Nachbar SV Bayer 08 Uerdingen hat am Mittwoch nun kurzfristig weitere Wasserzeiten auf seiner Vereinsanlage freigeschaufelt, die für die Trainingseinheiten des Nationalteams zur Verfügung gestellt werden. "Ich renne hier bei Bayer rum statt zu packen", gab es damit auch noch einmal reichlich Stress für Teammanagerin Edith Seyfert (Krefeld), die heute mit der U17-Auswahl des Deutschen Schwimm-Verbands zu der am Sonntag startenden Junioren-Europameisterschaft dieser Altersgruppe nach Madrid (Spanien) aufbrechen will und in Personalunion bei für den Frauenwasserball beim deutschen Vizemeister SV Bayer 08 zuständig ist.
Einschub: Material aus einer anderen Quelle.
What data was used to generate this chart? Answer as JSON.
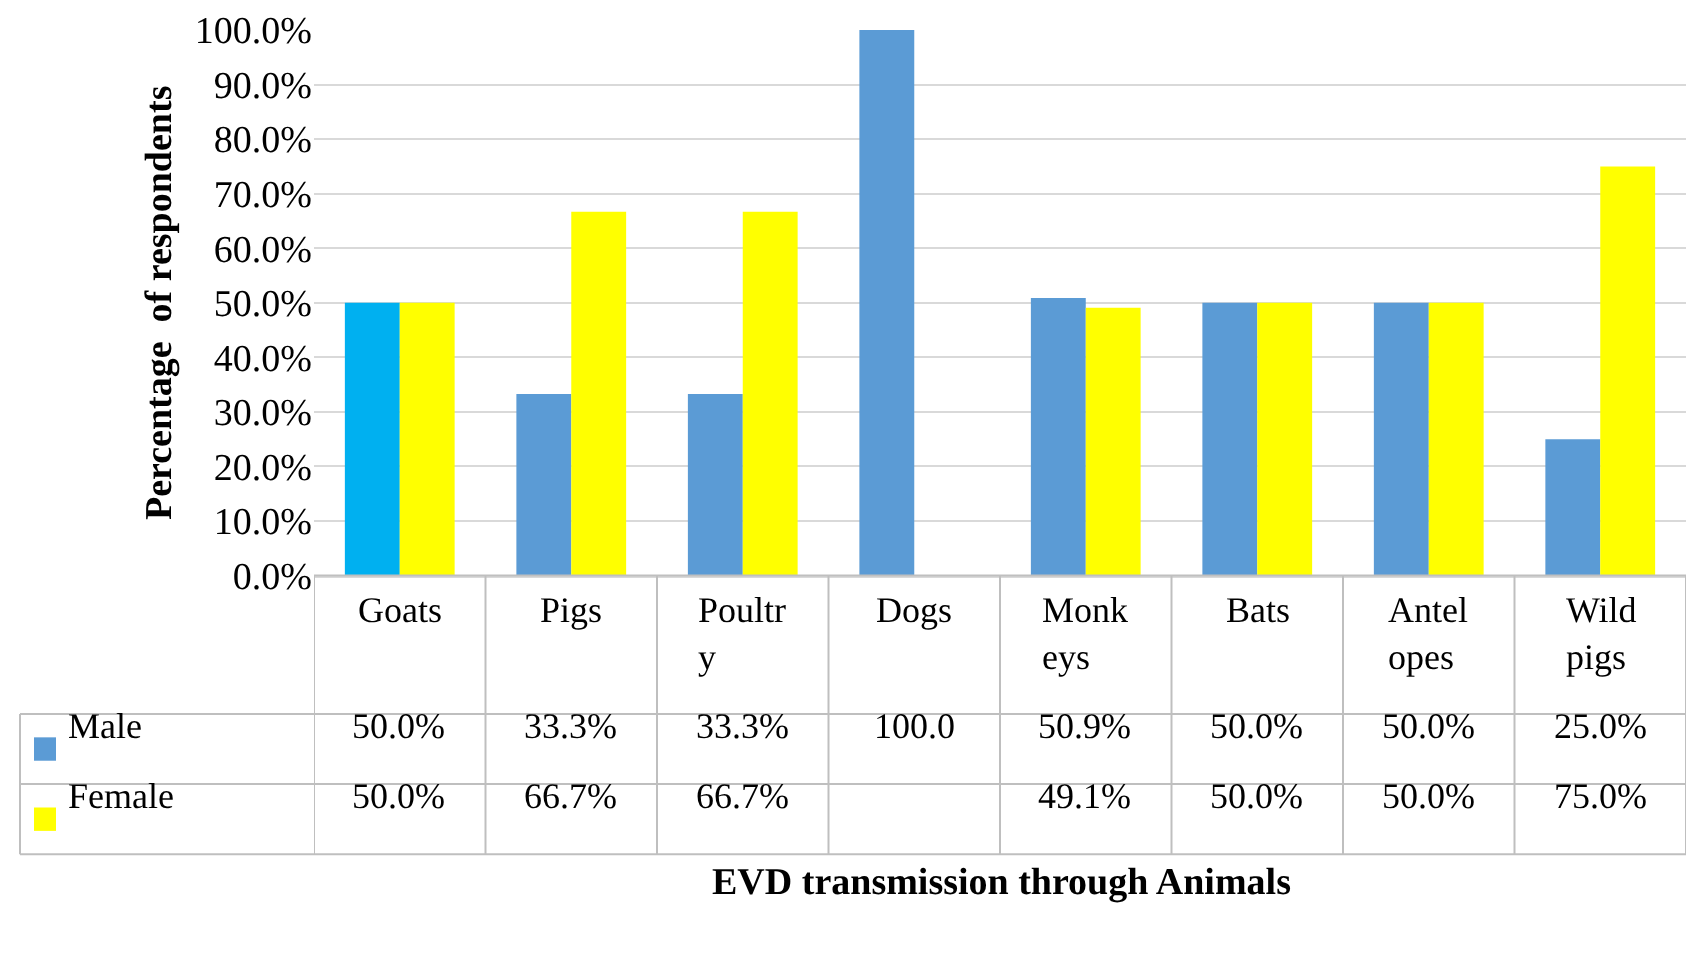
{
  "chart_data": {
    "type": "bar",
    "xlabel": "EVD transmission through Animals",
    "ylabel": "Percentage  of respondents",
    "categories": [
      "Goats",
      "Pigs",
      "Poultr\ny",
      "Dogs",
      "Monk\neys",
      "Bats",
      "Antel\nopes",
      "Wild\npigs"
    ],
    "series": [
      {
        "name": "Male",
        "color": "#5b9bd5",
        "colors": [
          "#00b0f0",
          "#5b9bd5",
          "#5b9bd5",
          "#5b9bd5",
          "#5b9bd5",
          "#5b9bd5",
          "#5b9bd5",
          "#5b9bd5"
        ],
        "values": [
          50.0,
          33.3,
          33.3,
          100.0,
          50.9,
          50.0,
          50.0,
          25.0
        ],
        "value_labels": [
          "50.0%",
          "33.3%",
          "33.3%",
          "100.0",
          "50.9%",
          "50.0%",
          "50.0%",
          "25.0%"
        ]
      },
      {
        "name": "Female",
        "color": "#ffff00",
        "values": [
          50.0,
          66.7,
          66.7,
          null,
          49.1,
          50.0,
          50.0,
          75.0
        ],
        "value_labels": [
          "50.0%",
          "66.7%",
          "66.7%",
          null,
          "49.1%",
          "50.0%",
          "50.0%",
          "75.0%"
        ]
      }
    ],
    "ylim": [
      0,
      100
    ],
    "yticks": [
      {
        "value": 0,
        "label": "0.0%"
      },
      {
        "value": 10,
        "label": "10.0%"
      },
      {
        "value": 20,
        "label": "20.0%"
      },
      {
        "value": 30,
        "label": "30.0%"
      },
      {
        "value": 40,
        "label": "40.0%"
      },
      {
        "value": 50,
        "label": "50.0%"
      },
      {
        "value": 60,
        "label": "60.0%"
      },
      {
        "value": 70,
        "label": "70.0%"
      },
      {
        "value": 80,
        "label": "80.0%"
      },
      {
        "value": 90,
        "label": "90.0%"
      },
      {
        "value": 100,
        "label": "100.0%"
      }
    ],
    "grid": "y",
    "legend": "bottom left"
  }
}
Der Aegir-Vorstand um seinen Vorsitzenden Wolfgang Mohr hüllt sich dagegen weiter in Schweigen. Mohr hat zwar gegenüber unserer Zeitung den Antrag auf Insolvenz bestätigt, weitere Angaben aber hat er noch nicht gemacht. "Wir geben eine Presseerklärung heraus, wenn wir mit dem Insolvenzverwalter gesprochen haben", war seine einzige Aussage dazu. Auf der Internetseite des Vereins ist ein Dokument eingestellt, das jedoch für die Allgemeinheit verschlüsselt ist, sondern lediglich Mitglieder einsehen können. Unserer Zeitung wurde die Einsicht in jenes Dokument verwehrt.